How am I able to change the bar color of LinearProgress component dynamically? For example, I would like the color code to be a prop of my component, and in my component, I would like to set the color of the linear progress bar to be that color.


class MyComponent extends React.Component {
  render() {
    const { barColor } = this.props; // the color code, e.g, #efefef
    return (
    <LinearProgress 
      variant="determinate" 
      value={progressBar.quantity} 
      classes={{
        barColorPrimary: <how am I able to associate the barColor here?>
      }}
    />
    );
  }
}

Your Environment

Tech Version
Material-UI beta 44
React 16.2.0
oliviertassinari commented 6 years ago

@franklixuefei It's the second time I see this feedback, let's do something about it. Some options:

  1. Add a specific property for this use case.
  2. Add a styles API to mimic the classes API. Only one key should be enough to start with: styles.bar.
  3. Add a barProps property. Might be overkill.
franklixuefei commented 6 years ago

@oliviertassinari from the options you listed out, I believe the 1st or the 2nd is better. If you think about CircularProgress, it does not expose the styles api, but just the size property so that you can control the size of it. So to make things consistent, your 1st option seems reasonable. However, as time goes by, there might be more and more similar requests like this, that require us to expose more properties. So from a scalable perspective, I think your 2nd option stands out. So I vote for your 2nd option

Add a styles API to mimic the classes API. Only one key should be enough to start with: styles.bar.
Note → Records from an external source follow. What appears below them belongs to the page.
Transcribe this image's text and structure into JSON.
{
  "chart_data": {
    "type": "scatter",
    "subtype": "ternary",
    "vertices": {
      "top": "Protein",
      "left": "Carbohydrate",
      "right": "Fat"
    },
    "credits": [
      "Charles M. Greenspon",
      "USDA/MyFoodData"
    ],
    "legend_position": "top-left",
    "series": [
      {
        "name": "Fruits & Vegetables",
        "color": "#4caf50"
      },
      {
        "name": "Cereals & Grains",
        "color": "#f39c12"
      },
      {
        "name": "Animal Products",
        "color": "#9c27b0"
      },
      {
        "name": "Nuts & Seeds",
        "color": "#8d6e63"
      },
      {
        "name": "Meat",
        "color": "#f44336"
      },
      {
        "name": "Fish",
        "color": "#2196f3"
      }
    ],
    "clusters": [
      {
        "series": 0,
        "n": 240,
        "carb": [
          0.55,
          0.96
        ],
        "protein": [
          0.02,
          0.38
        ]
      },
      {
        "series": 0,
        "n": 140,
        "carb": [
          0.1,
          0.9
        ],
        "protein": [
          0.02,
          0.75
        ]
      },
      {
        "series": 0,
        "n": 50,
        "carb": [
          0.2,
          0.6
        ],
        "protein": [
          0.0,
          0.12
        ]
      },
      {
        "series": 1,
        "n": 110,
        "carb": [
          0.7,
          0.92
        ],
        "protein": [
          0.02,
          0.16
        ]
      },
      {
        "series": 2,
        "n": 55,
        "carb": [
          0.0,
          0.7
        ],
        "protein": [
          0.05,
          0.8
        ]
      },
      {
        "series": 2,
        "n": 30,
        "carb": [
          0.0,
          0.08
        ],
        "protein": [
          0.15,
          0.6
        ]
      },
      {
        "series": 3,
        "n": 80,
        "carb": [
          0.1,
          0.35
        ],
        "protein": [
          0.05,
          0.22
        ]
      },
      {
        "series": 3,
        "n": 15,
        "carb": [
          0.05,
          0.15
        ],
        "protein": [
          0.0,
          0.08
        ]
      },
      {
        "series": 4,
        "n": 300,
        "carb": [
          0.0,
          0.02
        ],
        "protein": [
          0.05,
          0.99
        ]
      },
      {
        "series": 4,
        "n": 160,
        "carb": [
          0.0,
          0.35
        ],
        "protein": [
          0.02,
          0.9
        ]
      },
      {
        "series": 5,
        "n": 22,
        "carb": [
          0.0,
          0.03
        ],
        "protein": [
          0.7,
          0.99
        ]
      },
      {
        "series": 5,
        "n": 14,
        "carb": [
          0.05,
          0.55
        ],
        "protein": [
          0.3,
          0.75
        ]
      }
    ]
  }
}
However, in doing so, we'd better support styles api for other components as well, for the sake of consistency.

BTW, I'm using cssinjs directly as a quick hack for now, and here is how it looks like:

{this.state.progressBarsInfo.map((progressBar) => {
  const barColorStyle = jss.createStyleSheet({
    bar: {
      ['background-color']: progressBar.color
    }
  }).attach();
  return (
    <LinearProgress
      variant="determinate"
      value={total ? progressBar.quantity / total * 100 : 0}
      classes={{
        root: classnames(classes.bar, classes.transparentBackground),
        barColorPrimary: barColorStyle.classes.bar
      }}
      key={progressBar.name}
    />
  );
})}
oliviertassinari commented 6 years ago

@franklixuefei Yeah, I think that option 3 is overkill. I'm happy with 1. or 2.

adeelibr commented 6 years ago

@oliviertassinari can i work on this?

adeelibr commented 6 years ago

I have made a PR. Now this is how you can change the primary color on Linear Progress

<LinearProgress
   styles={{
     bar: {
       backgroundColor: 'purple',
     },
  }}
/>

Kindly review the PR https://github.com/mui-org/material-ui/pull/11782

franklixuefei commented 6 years ago

before #7633 is supported, there is still no easy way to resolve this issue.

oliviertassinari commented 6 years ago

The new documentation section is live: https://material-ui.com/customization/overrides/#2-dynamic-variation-for-a-one-time-situation. Right now, people have to either use CSS variables or Theme nesting.

fauskanger commented 5 years ago

I tried to use the example with theme nesting, but the example seems to crash in https://codesandbox.io/s/8n5vl4xxyl - and in my project I get a warning:

Material-UI: you are providing a theme function property to the MuiThemeProvider component: <MuiThemeProvider theme={outerTheme => outerTheme} /> However, no outer theme is present. Make sure a theme is already injected higher in the React tree or provide a theme object.